Es müssen sehr mutige Menschen gewesen sein, diese Sterndeuter. Wer wagt schon gern einen Aufbruch ins Unbekannte? Sie folgen einem Traum, der ihnen den Mut gibt, alles auf eine Karte zu setzen und sich auf eine mühsame Reise einzulassen. Und sie sind offen für das Unerwartete. Denn der Stern führt sie nicht wie erwartet in einen Palast, sondern in einen erbärmlichen Stall. Nicht zu einem starken König, sondern zu einem schwachen, wehrlosen Kind. Und das ist das eigentliche Wunder.

Die Sterndeuter vertrauen darauf, dass sich ihre Vision in dieser anspruchslosen Umgebung erfüllt. Sie brauchen kein spektakuläres Ereignis und keinen entsprechenden Rahmen. Sie können Gottes Gegenwart in einem stinknormalen Stall entdecken, bei einer Familie mit ihrem neugeborenen Kind.

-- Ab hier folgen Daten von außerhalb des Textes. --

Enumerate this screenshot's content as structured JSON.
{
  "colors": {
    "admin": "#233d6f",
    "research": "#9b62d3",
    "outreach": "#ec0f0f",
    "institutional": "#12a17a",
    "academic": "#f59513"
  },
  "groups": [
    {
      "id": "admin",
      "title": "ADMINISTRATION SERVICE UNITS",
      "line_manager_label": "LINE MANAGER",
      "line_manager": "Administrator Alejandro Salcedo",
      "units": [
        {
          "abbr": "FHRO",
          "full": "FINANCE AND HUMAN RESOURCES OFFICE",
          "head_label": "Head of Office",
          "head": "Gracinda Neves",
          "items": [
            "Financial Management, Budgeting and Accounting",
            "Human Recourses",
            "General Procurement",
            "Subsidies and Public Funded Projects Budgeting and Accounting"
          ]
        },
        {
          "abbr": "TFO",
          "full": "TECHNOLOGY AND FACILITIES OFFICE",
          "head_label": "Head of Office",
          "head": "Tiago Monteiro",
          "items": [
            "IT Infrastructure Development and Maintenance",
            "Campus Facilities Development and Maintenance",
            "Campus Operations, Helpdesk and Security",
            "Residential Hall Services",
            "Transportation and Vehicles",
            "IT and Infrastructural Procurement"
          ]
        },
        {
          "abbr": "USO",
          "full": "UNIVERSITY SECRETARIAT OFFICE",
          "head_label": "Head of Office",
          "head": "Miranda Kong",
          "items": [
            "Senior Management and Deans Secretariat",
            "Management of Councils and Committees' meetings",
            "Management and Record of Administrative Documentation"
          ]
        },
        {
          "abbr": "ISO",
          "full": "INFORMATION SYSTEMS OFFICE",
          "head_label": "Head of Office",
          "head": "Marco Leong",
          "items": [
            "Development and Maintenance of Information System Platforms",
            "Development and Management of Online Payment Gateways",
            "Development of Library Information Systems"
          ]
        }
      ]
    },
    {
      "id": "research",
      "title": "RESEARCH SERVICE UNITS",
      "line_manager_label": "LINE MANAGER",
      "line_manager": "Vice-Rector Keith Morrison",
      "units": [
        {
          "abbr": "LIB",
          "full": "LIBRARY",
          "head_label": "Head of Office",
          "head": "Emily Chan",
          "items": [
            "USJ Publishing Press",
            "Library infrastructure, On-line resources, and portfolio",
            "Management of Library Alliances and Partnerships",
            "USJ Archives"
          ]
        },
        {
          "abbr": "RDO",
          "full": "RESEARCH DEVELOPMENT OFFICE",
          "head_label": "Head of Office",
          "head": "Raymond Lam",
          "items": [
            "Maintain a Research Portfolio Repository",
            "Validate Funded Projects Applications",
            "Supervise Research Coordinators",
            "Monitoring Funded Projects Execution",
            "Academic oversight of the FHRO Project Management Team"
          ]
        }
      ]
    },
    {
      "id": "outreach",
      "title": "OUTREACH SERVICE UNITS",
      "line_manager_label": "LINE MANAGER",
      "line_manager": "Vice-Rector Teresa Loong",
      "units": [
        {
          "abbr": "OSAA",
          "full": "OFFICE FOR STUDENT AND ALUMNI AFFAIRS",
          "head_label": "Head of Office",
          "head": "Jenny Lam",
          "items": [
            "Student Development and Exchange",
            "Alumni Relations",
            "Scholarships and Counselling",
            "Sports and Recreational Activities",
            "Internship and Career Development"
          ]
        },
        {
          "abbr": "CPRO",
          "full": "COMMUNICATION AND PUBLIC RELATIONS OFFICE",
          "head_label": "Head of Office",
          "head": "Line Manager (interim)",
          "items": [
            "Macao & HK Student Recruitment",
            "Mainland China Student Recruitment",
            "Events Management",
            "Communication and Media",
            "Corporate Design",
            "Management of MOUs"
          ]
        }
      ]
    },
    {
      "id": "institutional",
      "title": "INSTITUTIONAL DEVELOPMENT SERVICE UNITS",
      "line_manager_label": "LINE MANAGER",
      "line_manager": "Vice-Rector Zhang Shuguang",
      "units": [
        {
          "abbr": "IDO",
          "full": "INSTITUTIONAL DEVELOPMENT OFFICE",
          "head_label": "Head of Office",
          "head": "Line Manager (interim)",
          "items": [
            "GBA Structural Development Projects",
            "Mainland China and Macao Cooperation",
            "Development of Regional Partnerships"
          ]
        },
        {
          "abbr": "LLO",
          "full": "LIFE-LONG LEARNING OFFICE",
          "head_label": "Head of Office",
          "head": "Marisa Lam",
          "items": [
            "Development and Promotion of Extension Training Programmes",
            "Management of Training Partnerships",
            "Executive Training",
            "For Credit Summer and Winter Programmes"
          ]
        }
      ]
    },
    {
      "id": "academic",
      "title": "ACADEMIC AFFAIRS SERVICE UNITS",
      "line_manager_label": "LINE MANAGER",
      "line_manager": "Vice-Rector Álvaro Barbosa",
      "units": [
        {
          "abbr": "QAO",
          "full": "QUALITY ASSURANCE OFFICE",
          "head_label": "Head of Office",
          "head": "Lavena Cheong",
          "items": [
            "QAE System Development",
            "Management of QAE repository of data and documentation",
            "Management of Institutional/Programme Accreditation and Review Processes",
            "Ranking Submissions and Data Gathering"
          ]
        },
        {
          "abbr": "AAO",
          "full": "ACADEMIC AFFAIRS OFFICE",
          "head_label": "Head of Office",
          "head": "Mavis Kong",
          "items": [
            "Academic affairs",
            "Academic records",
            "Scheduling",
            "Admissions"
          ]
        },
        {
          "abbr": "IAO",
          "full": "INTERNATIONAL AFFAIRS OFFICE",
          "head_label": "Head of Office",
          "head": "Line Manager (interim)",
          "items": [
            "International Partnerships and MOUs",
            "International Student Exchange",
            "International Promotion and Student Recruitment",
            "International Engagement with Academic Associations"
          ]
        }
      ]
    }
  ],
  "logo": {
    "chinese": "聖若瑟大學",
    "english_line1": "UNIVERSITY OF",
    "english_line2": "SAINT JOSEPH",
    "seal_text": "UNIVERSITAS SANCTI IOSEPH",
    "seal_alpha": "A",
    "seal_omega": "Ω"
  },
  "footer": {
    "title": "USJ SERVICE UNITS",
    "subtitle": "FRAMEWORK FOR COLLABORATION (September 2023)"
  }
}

Das ist eine Botschaft, die ich in der Tat jedes Jahr neu verinnerlichen kann: Die Nähe Gottes kann für mich erfahrbar werden –in kleinen gewöhnlichen Dingen. Wenn ich Menschen begegne, die mir ihr Vertrauen schenken und denen ich vertrauen kann, ohne dass wir uns es verdienen mussten. Wenn ich in einer Pause einen kleinen Abstecher in die Natur mache und mir kleine Augenblicke des Friedens geschenkt werden.

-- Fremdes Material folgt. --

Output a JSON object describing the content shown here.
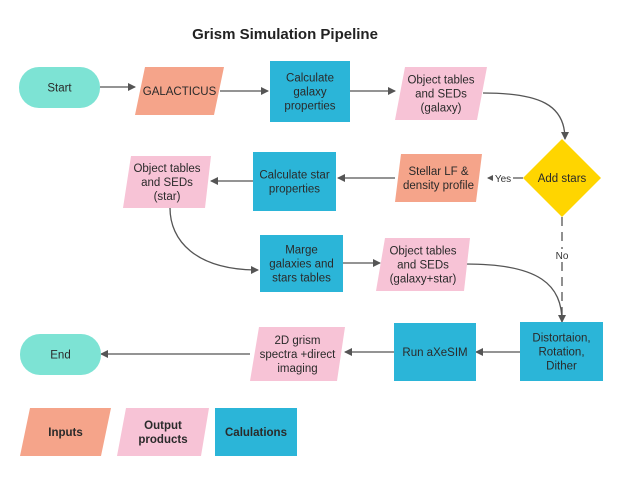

Die Botschaft der Sterndeuter ist für mich ein bisschen wie damals, als ich nach dem Schatz am Ende des Regenbogens gesucht habe. Es ist gut,  sich innerlich immer wieder auf das Unerwartete einzulassen. Sich auf eine verrückte Suche nach Gott zu machen, der sich oft ganz anders zeigt, als ich es denke. Oder der sich mir entzieht wie das Ende eines Regenbogens. Und selbst wenn ich diesen Schatz nie ganz fassen kann, er ist da.